You may not think much about your peripheral nerves but they are there, busy carrying signals to and from your brain and spinal cord to the rest of your body. This communication system is surprisingly complex. Just to move a muscle, for example, your brain sends a signal to your spinal cord. Once the signal reaches the spinal cord, it’s picked up by a motor neuron. The neuron then sends the signal along to an axon. The axon ends where your muscle begins and the signal to flex is finally received.
Some of these motor and sensory nerves can be damaged by disease, injury, nutritional deficiencies, or toxins. When this happens, peripheral neuropathy is the result.

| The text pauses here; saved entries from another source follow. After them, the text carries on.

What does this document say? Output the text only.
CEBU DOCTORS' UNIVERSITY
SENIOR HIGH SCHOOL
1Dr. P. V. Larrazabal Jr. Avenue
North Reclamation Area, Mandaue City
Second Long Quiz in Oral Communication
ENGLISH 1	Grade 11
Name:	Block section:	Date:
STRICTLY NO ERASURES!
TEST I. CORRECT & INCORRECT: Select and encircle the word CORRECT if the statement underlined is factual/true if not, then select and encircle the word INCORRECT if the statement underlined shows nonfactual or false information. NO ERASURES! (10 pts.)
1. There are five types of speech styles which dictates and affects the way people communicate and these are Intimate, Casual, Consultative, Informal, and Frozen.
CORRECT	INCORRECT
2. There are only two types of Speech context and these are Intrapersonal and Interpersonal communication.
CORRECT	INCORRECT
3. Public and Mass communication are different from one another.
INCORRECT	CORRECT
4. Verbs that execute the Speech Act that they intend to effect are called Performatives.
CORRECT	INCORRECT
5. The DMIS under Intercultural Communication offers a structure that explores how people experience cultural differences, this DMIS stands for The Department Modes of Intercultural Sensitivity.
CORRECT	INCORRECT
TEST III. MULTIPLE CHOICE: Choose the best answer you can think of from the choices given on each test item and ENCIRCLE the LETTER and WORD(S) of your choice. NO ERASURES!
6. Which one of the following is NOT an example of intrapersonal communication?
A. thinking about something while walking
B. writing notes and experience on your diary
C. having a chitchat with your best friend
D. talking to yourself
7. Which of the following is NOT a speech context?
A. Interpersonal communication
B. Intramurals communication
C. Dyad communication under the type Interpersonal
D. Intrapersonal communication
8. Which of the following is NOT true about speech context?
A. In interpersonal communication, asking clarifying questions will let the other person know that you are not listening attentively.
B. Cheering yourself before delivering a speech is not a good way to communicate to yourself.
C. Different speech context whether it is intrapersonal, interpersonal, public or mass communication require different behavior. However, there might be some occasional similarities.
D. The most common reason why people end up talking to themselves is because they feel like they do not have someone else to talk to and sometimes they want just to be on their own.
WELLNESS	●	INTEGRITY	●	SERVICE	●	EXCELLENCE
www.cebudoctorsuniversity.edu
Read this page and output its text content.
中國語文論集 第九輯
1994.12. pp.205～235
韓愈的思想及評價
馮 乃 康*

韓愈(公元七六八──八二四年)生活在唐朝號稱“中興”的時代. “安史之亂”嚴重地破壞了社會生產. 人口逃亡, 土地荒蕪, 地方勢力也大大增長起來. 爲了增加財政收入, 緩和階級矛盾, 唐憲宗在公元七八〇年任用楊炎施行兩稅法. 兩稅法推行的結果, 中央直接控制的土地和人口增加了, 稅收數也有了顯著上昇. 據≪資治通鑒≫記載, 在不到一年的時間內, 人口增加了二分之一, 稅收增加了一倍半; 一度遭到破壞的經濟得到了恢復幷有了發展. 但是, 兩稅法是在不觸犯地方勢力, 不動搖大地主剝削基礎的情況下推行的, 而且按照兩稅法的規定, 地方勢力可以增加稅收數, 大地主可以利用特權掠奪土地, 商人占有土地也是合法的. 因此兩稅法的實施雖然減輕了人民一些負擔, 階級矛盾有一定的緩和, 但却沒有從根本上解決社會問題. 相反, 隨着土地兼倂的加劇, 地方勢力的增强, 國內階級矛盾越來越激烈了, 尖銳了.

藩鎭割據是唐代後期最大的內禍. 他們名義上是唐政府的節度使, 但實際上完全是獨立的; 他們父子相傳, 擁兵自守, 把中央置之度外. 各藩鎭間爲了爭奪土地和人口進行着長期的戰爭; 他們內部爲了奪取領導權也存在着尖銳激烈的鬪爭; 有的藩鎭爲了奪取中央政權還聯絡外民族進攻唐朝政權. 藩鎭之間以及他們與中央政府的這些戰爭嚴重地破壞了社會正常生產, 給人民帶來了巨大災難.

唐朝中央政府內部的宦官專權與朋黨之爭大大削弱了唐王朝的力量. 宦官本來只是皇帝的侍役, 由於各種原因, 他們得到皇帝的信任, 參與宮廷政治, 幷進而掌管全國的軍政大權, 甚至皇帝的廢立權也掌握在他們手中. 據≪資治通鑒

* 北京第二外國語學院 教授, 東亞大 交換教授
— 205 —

In effect, your nerves aren’t working properly and signals aren’t being sent. You may feel weak and uncoordinated. The condition usually causes tingling or numbness in the nerves which can be accompanied by painful episodes. Because peripheral neuropathy can span the length and width of the body, it’s often misdiagnosed and treated as a symptom of another health condition. Thirty percent of all cases of peripheral neuropathy are caused by high blood sugar levels associated with diabetes.
Peripheral neuropathy affects nearly 20 million Americans and yet the condition has remained difficult to diagnose and treat. It can be misdiagnosed—which is why one of the reasons this week is dedicated to National Neuropathy Awareness Week: to help educate the public on this serious illness.
Although medical experts say that most cases of peripheral neuropathy can’t be cured, there are treatments that could significantly reduce symptoms.
One such alternative treatment is acupuncture. In a clinical trial performed last year, researchers at the HanseMerkur Centre for traditional Chinese medicine in Hamburg, Germany, tested acupuncture in six patients with chemotherapy-induced peripheral neuropathy (CIPN). This form of neuropathy often makes cancer patients reject chemo because the resulting neurological changes and pain symptoms are too severe. However, stopping chemo can put patients’ lives in jeopardy.
The researchers assigned the six patients to undergo 10 weeks of acupuncture treatment, along with their regular medical care. Another five patients acted as control and received only their usual medical care. In all but one of the six patients, neuropathy symptoms improved. In the control group, only one patient showed improvement.
In another clinical trial, researchers at the University of Texas tested if electrical stimulation was useful in the treatment of neuropathy. Electrical stimulation involves the use of an electrical current which is applied directly to muscles or nerves. It has been used to help restore physical function in people with disabilities. However, this particular treatment was unique in that it combined voluntary breathing with electrical stimulation. The idea is that the electrical current should reach the treatment site just as a breath taken in reaches its maximum. Combining the two is thought to enhance the benefits of electrical stimulation. The procedure showed excellent clinical results.
One more clinical trial tried to determine which was better for the management of peripheral neuropathy: weight bearing exercise or non-weight bearing exercise. This study, conducted at Washington University School of Medicine, consisted of two interventions. Patients with diabetic peripheral neuropathy were assigned to perform strengthening and aerobic exercises sitting or standing and walking (the weight-bearing portion of the study). The weight bearing group performed better in a six-minute walk test and an average daily step test.
This difficult illness doesn’t have to control your life. There are treatments you should try, such as the complementary and alternative medicine treatments we’ve mentioned here. It can make a big difference in your life.
Source(s) for Today’s Article:
Schroeder, S., et al., “Acupuncture for chemotherapy-induced peripheral neuropathy (CIPN): a pilot study using neurography,” Acupunct Med. March 2012; 30(1): 4-7.
Li, S., et al., “Breathing-controlled Electrical Stimulation (BreEStim) for management of neuropathic pain and spasticity,” J Vis Exp. January 10, 2013; (71): e50077.
Mueller, M.J., et al., “Weight-bearing versus nonweight-bearing exercise for persons with diabetes and peripheral neuropathy: a randomized controlled trial,” Arch Phys Med Rehabil. May 2013; 94(5): 829-38.